Ogni macchina viene utilizzata per 5 anni e quest'anno Fiori nel Cielo ha compiuto il suo ultimo viaggio, quindi l'anno prossimo ci sarà grande suspence per vedere la nuova macchina. Assistere al trasporto di questa mastodontica creatura, che si innalza notevolmente al di sopra dei tetti della storica città di Viterbo, è un'esperienza mozzafiato di per sé, ma ogni nuova macchina attira anche migliaia di curiosi solo per vedere com'è fatta. Disegnare questa creatura è tutt'altro che semplice poiché in alcuni tratti le strade sono talmente strette che bisogna ridurre il numero dei facchini a 75 e gli spettatori devono rannicchiarsi nelle porte per lasciare lo spazio alla macchina per passare.
Diventare facchini è un grande, grandissimo onore per qualsiasi uomo viterbese e addirittura molti di loro aspettano anni per poter prendere il posto di qualche facchino più anziano che lo cede a malincuore. Viene fatta una vera e propria selezione minuziosa, dove è richiesto all'aspirante facchino di percorrere almeno 90 mt con 150 kg sulle spalle. Chi di loro supererà la prova, potrà avere l'onore di appartenere al Sodalizio dei Facchini. Il facchino però non è una figura che esce fuori una sola volta all'anno per trasportare la macchina, chi è facchino lo è sempre. Essi si occupano di beneficenza, organizzano cene dove ognuno di loro si cimenta per poter raccogliere fondi da donare ai poveri, per comperare macchinari per l'ospedale o per qualsiasi altra opera caritatevole necessiti alla loro città, mettendoci cuore, corpo e anima.

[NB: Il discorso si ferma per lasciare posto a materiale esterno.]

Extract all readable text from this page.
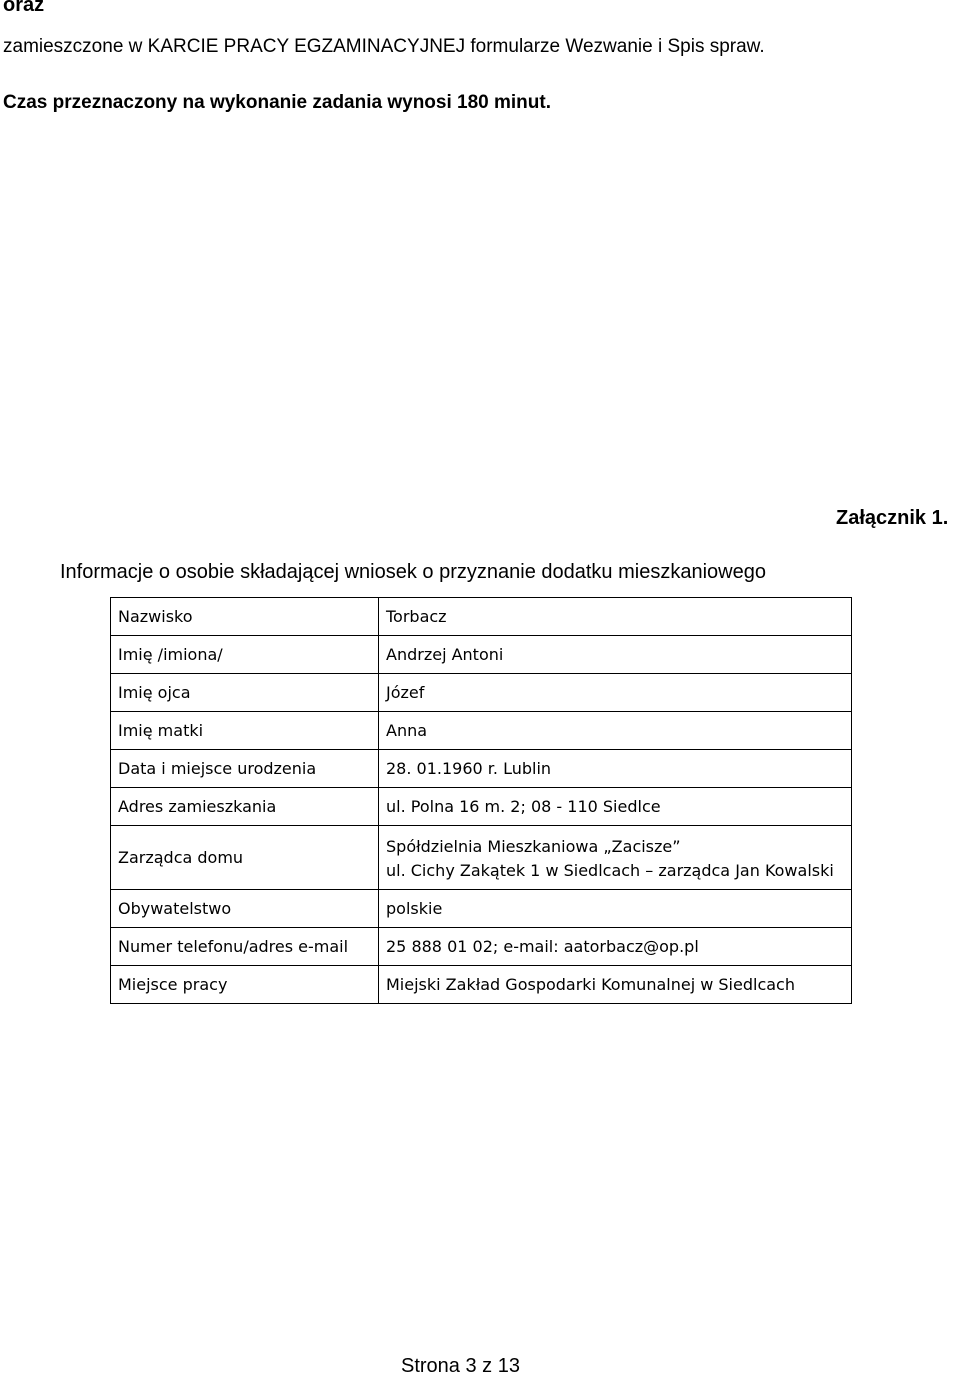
oraz
zamieszczone w KARCIE PRACY EGZAMINACYJNEJ formularze Wezwanie i Spis spraw.
Czas przeznaczony na wykonanie zadania wynosi 180 minut.
Załącznik 1.
Informacje o osobie składającej wniosek o przyznanie dodatku mieszkaniowego
Nazwisko	Torbacz
Imię /imiona/	Andrzej Antoni
Imię ojca	Józef
Imię matki	Anna
Data i miejsce urodzenia	28. 01.1960 r. Lublin
Adres zamieszkania	ul. Polna 16 m. 2; 08 - 110 Siedlce
Zarządca domu	Spółdzielnia Mieszkaniowa „Zacisze”
ul. Cichy Zakątek 1 w Siedlcach – zarządca Jan Kowalski

Obywatelstwo	polskie
Numer telefonu/adres e-mail	25 888 01 02; e-mail: aatorbacz@op.pl
Miejsce pracy	Miejski Zakład Gospodarki Komunalnej w Siedlcach
Strona 3 z 13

Sicuramente il momento più emozionante del trasporto è l'ultimo tratto, dove da Piazza Verdi, i facchini percorrono di corsa Via di Santa Rosa per fermarsi davanti al suo santuario. Questo è anche il tratto più pericoloso perché c'è un dislivello di ben 15 metri ed è anche l'ultimo, quindi i facchini sono più stanchi, ma ad attenderli sulla scalinata ci sono le loro famiglie che li incitano e li sostengono, scoppiando di orgoglio nel vederli arrivare di corsa. Una volta giunta davanti alla Chiesa, la macchina ruota su se stessa e finalmente i facchini possono posarla a terra e abbracciare le loro famiglie, ringraziando la santa di averli protetti durante il trasporto.
Non solo questo spettacolo merita di essere visto almeno una volta nella vita, ma essendo Viterbo una piccola città, l'evento unisce tanto i cittadini dando loro un senso di identità e di fierezza. Come disse Giovanni Paolo II quando assistette a un trasporto eccezionale della macchina il 27 maggio 1984 “Vale la pena di venire a Viterbo”.